India’s Modi government threatens Twitter employees with jail

The government of India has threatened to punish employees of Twitter with fines and imprisonment of up to seven years for repairing hundreds of accounts he ordered to block the company. Most reports were critical of the country’s prime minister, Narendra Modi.

On Monday, Twitter complied with the government’s order and prevented people in India from seeing more than 250 accounts of activists, political commentators, a movie star and the Caravan, an investigative news magazine. Most accounts criticized Modi, the Hindu nationalist prime minister of India, and his government.
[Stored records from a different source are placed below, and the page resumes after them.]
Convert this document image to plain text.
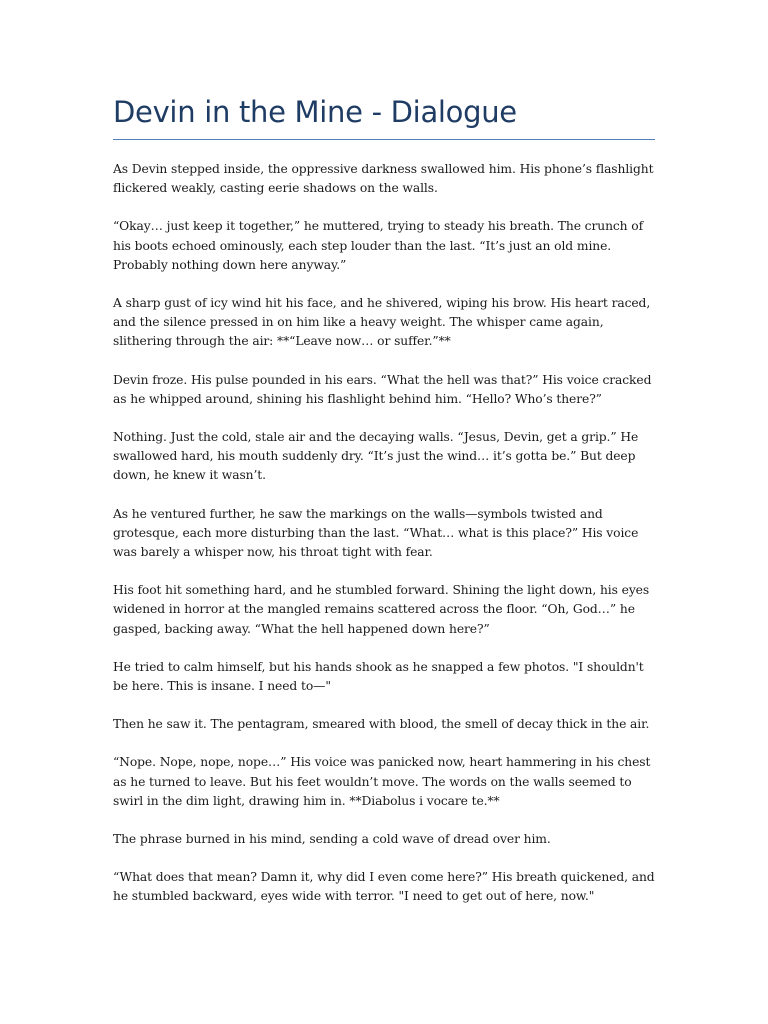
Devin in the Mine - Dialogue

As Devin stepped inside, the oppressive darkness swallowed him. His phone’s flashlight flickered weakly, casting eerie shadows on the walls.

“Okay… just keep it together,” he muttered, trying to steady his breath. The crunch of his boots echoed ominously, each step louder than the last. “It’s just an old mine. Probably nothing down here anyway.”

A sharp gust of icy wind hit his face, and he shivered, wiping his brow. His heart raced, and the silence pressed in on him like a heavy weight. The whisper came again, slithering through the air: **“Leave now… or suffer.”**

Devin froze. His pulse pounded in his ears. “What the hell was that?” His voice cracked as he whipped around, shining his flashlight behind him. “Hello? Who’s there?”

Nothing. Just the cold, stale air and the decaying walls. “Jesus, Devin, get a grip.” He swallowed hard, his mouth suddenly dry. “It’s just the wind… it’s gotta be.” But deep down, he knew it wasn’t.

As he ventured further, he saw the markings on the walls—symbols twisted and grotesque, each more disturbing than the last. “What… what is this place?” His voice was barely a whisper now, his throat tight with fear.

His foot hit something hard, and he stumbled forward. Shining the light down, his eyes widened in horror at the mangled remains scattered across the floor. “Oh, God…” he gasped, backing away. “What the hell happened down here?”

He tried to calm himself, but his hands shook as he snapped a few photos. "I shouldn't be here. This is insane. I need to—"

Then he saw it. The pentagram, smeared with blood, the smell of decay thick in the air.

“Nope. Nope, nope, nope…” His voice was panicked now, heart hammering in his chest as he turned to leave. But his feet wouldn’t move. The words on the walls seemed to swirl in the dim light, drawing him in. **Diabolus i vocare te.**

The phrase burned in his mind, sending a cold wave of dread over him.

“What does that mean? Damn it, why did I even come here?” His breath quickened, and he stumbled backward, eyes wide with terror. "I need to get out of here, now."
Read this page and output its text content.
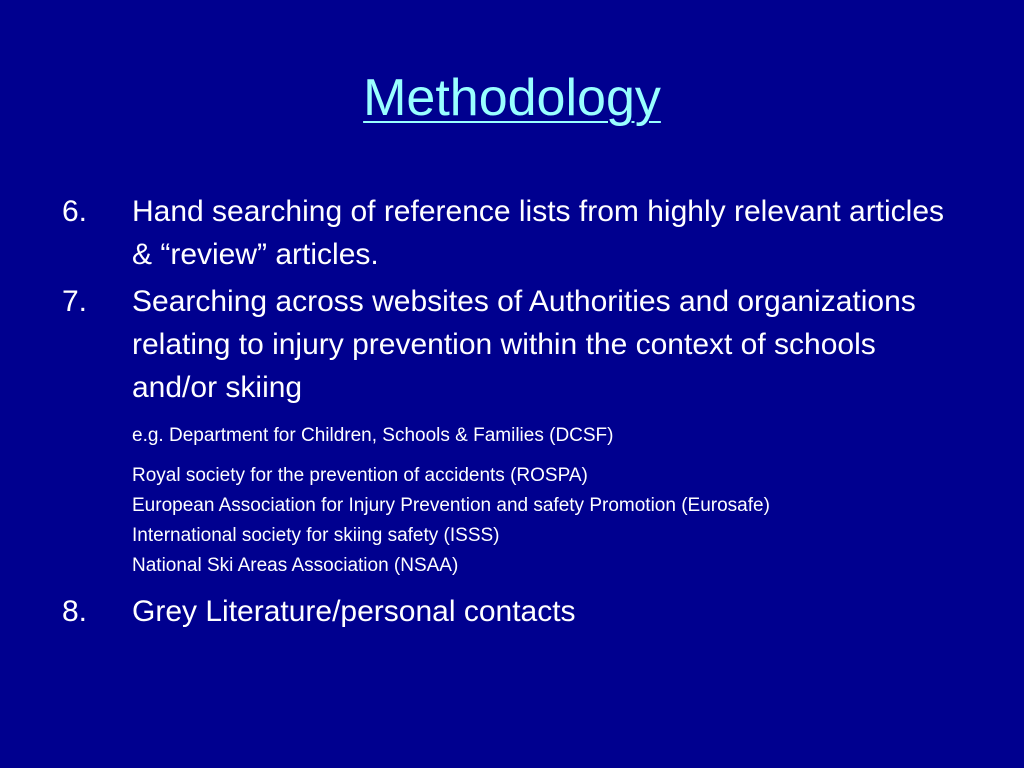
Methodology
6. Hand searching of reference lists from highly relevant articles & “review” articles.
7. Searching across websites of Authorities and organizations relating to injury prevention within the context of schools and/or skiing
e.g. Department for Children, Schools & Families (DCSF)
Royal society for the prevention of accidents (ROSPA)
European Association for Injury Prevention and safety Promotion (Eurosafe)
International society for skiing safety (ISSS)
National Ski Areas Association (NSAA)
8. Grey Literature/personal contacts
But the company recovered the accounts about six hours later after a lawyer on Twitter met with IT ministry officials, arguing that the tweets and accounts were speechless and newsworthy.

The Government of India disagrees. The IT ministry sent a notice to Twitter on Tuesday, ordering it to block the accounts again. It has also threatened people working at Twitter’s Indian arm with legal consequences, which could include a fine or a prison sentence of up to seven years.

“It’s really problematic,” said Nikhil Pahwa, editor of MediaNama, a technology policy website, and an Internet activist. “I do not see why the government of India should invade this area to try to censor tweets if they have much bigger problems.”

A Twitter spokesperson declined to comment. An IT ministry spokesman did not respond to a request for comment.

The move puts the company in a difficult position. If the accounts are blocked again, it could mean that you are accused of playing an active role in a continuous suppression of differences of opinion in India as protests against the government prevail through the country. But keeping the bills on the platform means risking a political and legal showdown in a large market.

In the notice sent on Tuesday, the government said the bills were spreading misinformation about protests and that it had the potential to lead to looming violence affecting public order in the country. BuzzFeed News reviewed a copy of the notice.

The face comes days after thousands of Indian farmers, who have been protesting against agricultural reform for months, say their income would be harmed, broke through police barriers and on January 26 the Red Fort, a monument from the Mughal era in New Delhi, stormed. , Indian Republic Day. At least one protester was reportedly killed. Delhi police have denied any involvement in the incident.

In the notice, the government claims that the accounts used a hashtag that ‘was found to incite people to commit known offenses in connection with public order and security of the state.’

Although the Caravan did not use this hat brand, the government claimed that ‘news and press accounts’ disseminated misinformation, causing ‘incitement of people’ and ‘creating a public order situation’.

A Caravan spokesman told BuzzFeed News that his journalism was fair and professional. “We do not understand why the Indian government suddenly finds that journalists should not speak to all sides of an issue,” Vinod K. Jose, executive editor of the magazine, told BuzzFeed News.

India’s laws forbid Twitter from sharing the legal order it received on Monday, but according to Tuesday’s notice from the government, the company fought back. The document alleges that Twitter only blocked the accounts 24 hours after receiving the first order, and did so minutes before a lawyer met with government officials on Tuesday.

“It is clear that the offensive tweets / hashtag remained in the public domain and that it had to be tweeted and retweeted several times against the risk and cost of public order and the risk of incitement to commit crimes,” reads the notice.

According to the notice, Twitter also sent a response to the government after meeting with officials who refused to “obey and obey” the government’s order. According to Indian law, the notice reads, Twitter is likely to comply.

The government also rebuffed Twitter’s ‘free speech’ argument, saying the company had no ‘constitutional, statutory or any legal basis’ to interpret the expression of freedom of speech under Indian laws.

Twitter also argued that there was “insufficient justification” for blocking entire accounts and said the government should order individual tweets to be blocked. In response, the government’s notice said it was not Twitter’s place to ask the government for justification.

At the heart of the legal order is Section 69A, an article in India’s IT laws that allows the federal government to ask platforms such as Twitter to “withhold any information generated, transmitted, received, stored or offered in any computer resource” that the can disrupt public. Platforms such as Twitter must not only comply with these commands, but are also not permitted to disclose the orders themselves.

“I hope this case goes to court,” said Pahwa, the founder of MediaNama, “because I do believe that the government is likely to lose the case rationally.”